Moeda da cidade fenícia de Tiro datada de 200 a.C. que representa a lenda que atribui ao cão de Melkarth - o deus protector da cidade que alguns consideram o antecessor de Hércules - a descoberta da púrpura.
Embora os tecidos têxteis tingidos mais antigos de que há registo datem de há cerca de 8 000 anos, estudos arqueológicos permitiram descobrir sementes de plantas tintureiras em cavernas do Neolítico. Os corantes eram extraídos de flores, sementes, frutos, cascas e raízes de plantas ou de insectos e moluscos através de processos complexos, muitas vezes envoltos em segredos que fizeram perder no tempo as técnicas utilizadas.
Durante a Idade Média, a indústria tintureira, assente em corantes na sua maioria conhecidos desde a Antiguidade, tornou-se num dos principais motores da economia europeia.
A púrpura designa os mais importantes e mais caros corantes da História, utilizados pelas elites até à queda de Constantinopla em meados do século XV. A púrpura era obtida a partir da secreção mucosa produzida pela glândula hipocondrial situada junto do tracto respiratório de moluscos do género Purpura, por exemplo purpura haemostoma, e do género Murex. Encontram-se enormes pilhas de cascas destes moluscos em alguns sítios históricos na costa grega já que se estima que eram necessários cerca de 10 000 destes elusivos moluscos para produzir 1 grama de corante, cujos diferentes tons dependem do tipo de molusco e extracção utilizados. Não é por isso de espantar que o seu preço fosse muitas vezes mais elevado que o ouro e que apenas pessoas muito abastadas se pudessem dar ao luxo de usar roupa tingida com estes corantes, normalmente associados à realeza e ao clero.
Durante o Império Romano, apenas o imperador Romano podia aparecer em público com um manto tingido de púrpura imperial, enquanto que aos senadores imperiais estaria reservado apenas o uso de uma barra púrpura na toga branca. No século I, Nero fez mesmo publicar um decreto que dava ao imperador o direito exclusivo da cor púrpura. Carlos Magno e restantes imperadores do Sacro Império Romano continuaram a usar o púrpura imperial enquanto os restantes reis europeus preferiam uma tonalidade mais azul, denominada púrpura real.
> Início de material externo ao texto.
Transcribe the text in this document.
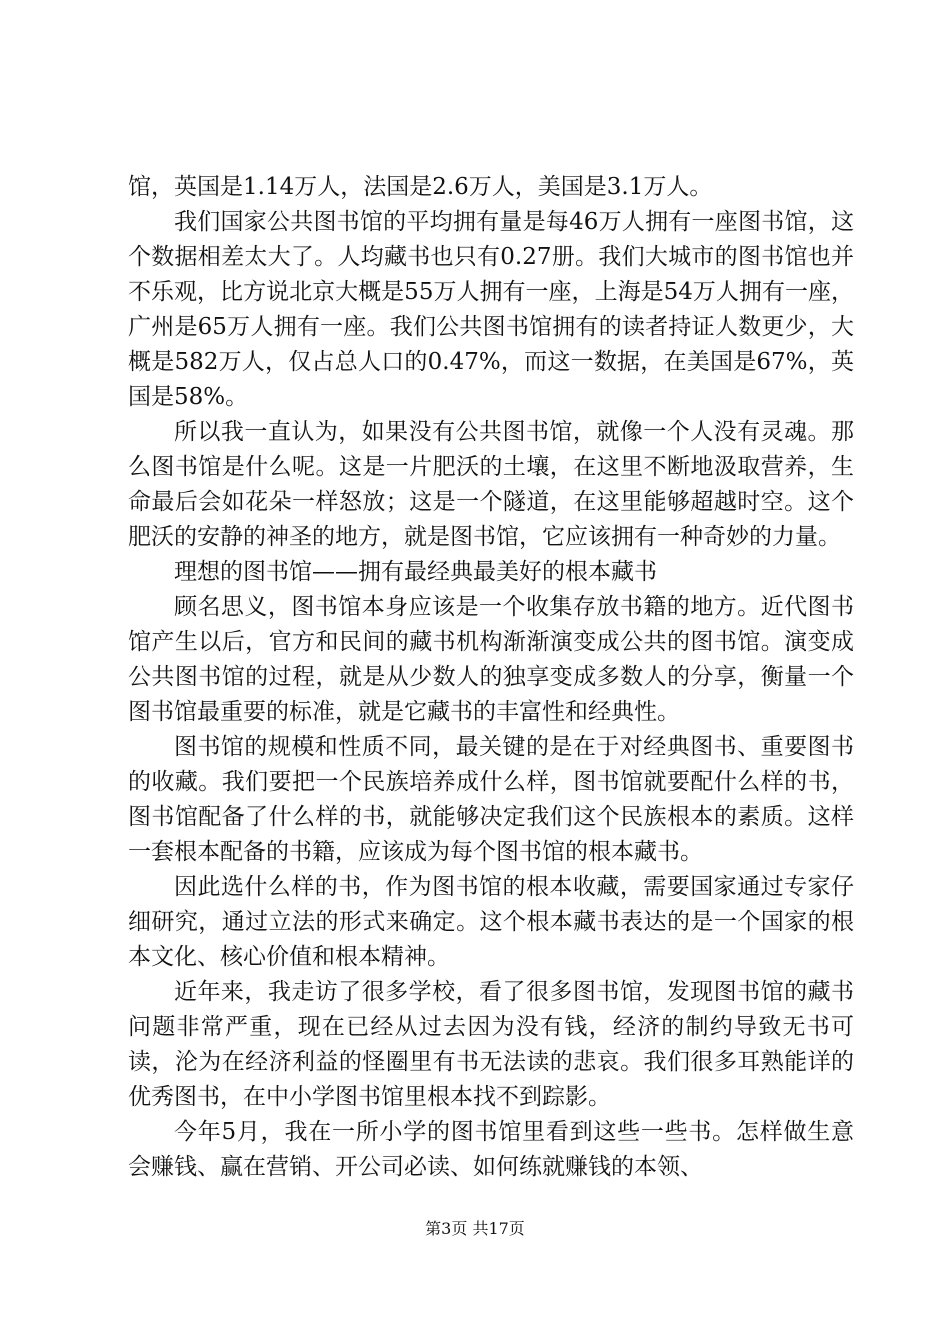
馆，英国是1.14万人，法国是2.6万人，美国是3.1万人。

我们国家公共图书馆的平均拥有量是每46万人拥有一座图书馆，这个数据相差太大了。人均藏书也只有0.27册。我们大城市的图书馆也并不乐观，比方说北京大概是55万人拥有一座，上海是54万人拥有一座，广州是65万人拥有一座。我们公共图书馆拥有的读者持证人数更少，大概是582万人，仅占总人口的0.47%，而这一数据，在美国是67%，英国是58%。

所以我一直认为，如果没有公共图书馆，就像一个人没有灵魂。那么图书馆是什么呢。这是一片肥沃的土壤，在这里不断地汲取营养，生命最后会如花朵一样怒放；这是一个隧道，在这里能够超越时空。这个肥沃的安静的神圣的地方，就是图书馆，它应该拥有一种奇妙的力量。

理想的图书馆——拥有最经典最美好的根本藏书

顾名思义，图书馆本身应该是一个收集存放书籍的地方。近代图书馆产生以后，官方和民间的藏书机构渐渐演变成公共的图书馆。演变成公共图书馆的过程，就是从少数人的独享变成多数人的分享，衡量一个图书馆最重要的标准，就是它藏书的丰富性和经典性。

图书馆的规模和性质不同，最关键的是在于对经典图书、重要图书的收藏。我们要把一个民族培养成什么样，图书馆就要配什么样的书，图书馆配备了什么样的书，就能够决定我们这个民族根本的素质。这样一套根本配备的书籍，应该成为每个图书馆的根本藏书。

因此选什么样的书，作为图书馆的根本收藏，需要国家通过专家仔细研究，通过立法的形式来确定。这个根本藏书表达的是一个国家的根本文化、核心价值和根本精神。

近年来，我走访了很多学校，看了很多图书馆，发现图书馆的藏书问题非常严重，现在已经从过去因为没有钱，经济的制约导致无书可读，沦为在经济利益的怪圈里有书无法读的悲哀。我们很多耳熟能详的优秀图书，在中小学图书馆里根本找不到踪影。

今年5月，我在一所小学的图书馆里看到这些一些书。怎样做生意会赚钱、赢在营销、开公司必读、如何练就赚钱的本领、

第3页 共17页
A associação destes corantes com a realeza e o alto clero é muito antiga, e já os textos bíblicos referem o púrpura, argaman, que deveria tingir as cortinas do tabernáculo e as vestes sacerdotais, e o tekhelet, um corante azul obtido de uma criatura marinha que a Torah refere como chilazon, que deveria ser usado para tingir os talit (xailes) com que os judeus se cobrem durante as orações. Hoje em dia pensa-se que o chilazon seria um destes moluscos, mas a maioria dos talit exibe apenas tzitzit (franjas) brancas.
Codex Brixianus (Brescia, Biblioteca Queriniana) uma bíblia do século VI que como a sua congénere Argenteus em Uppsala foi escrita com tinta de ouro ou prata em velino tingido com púrpura.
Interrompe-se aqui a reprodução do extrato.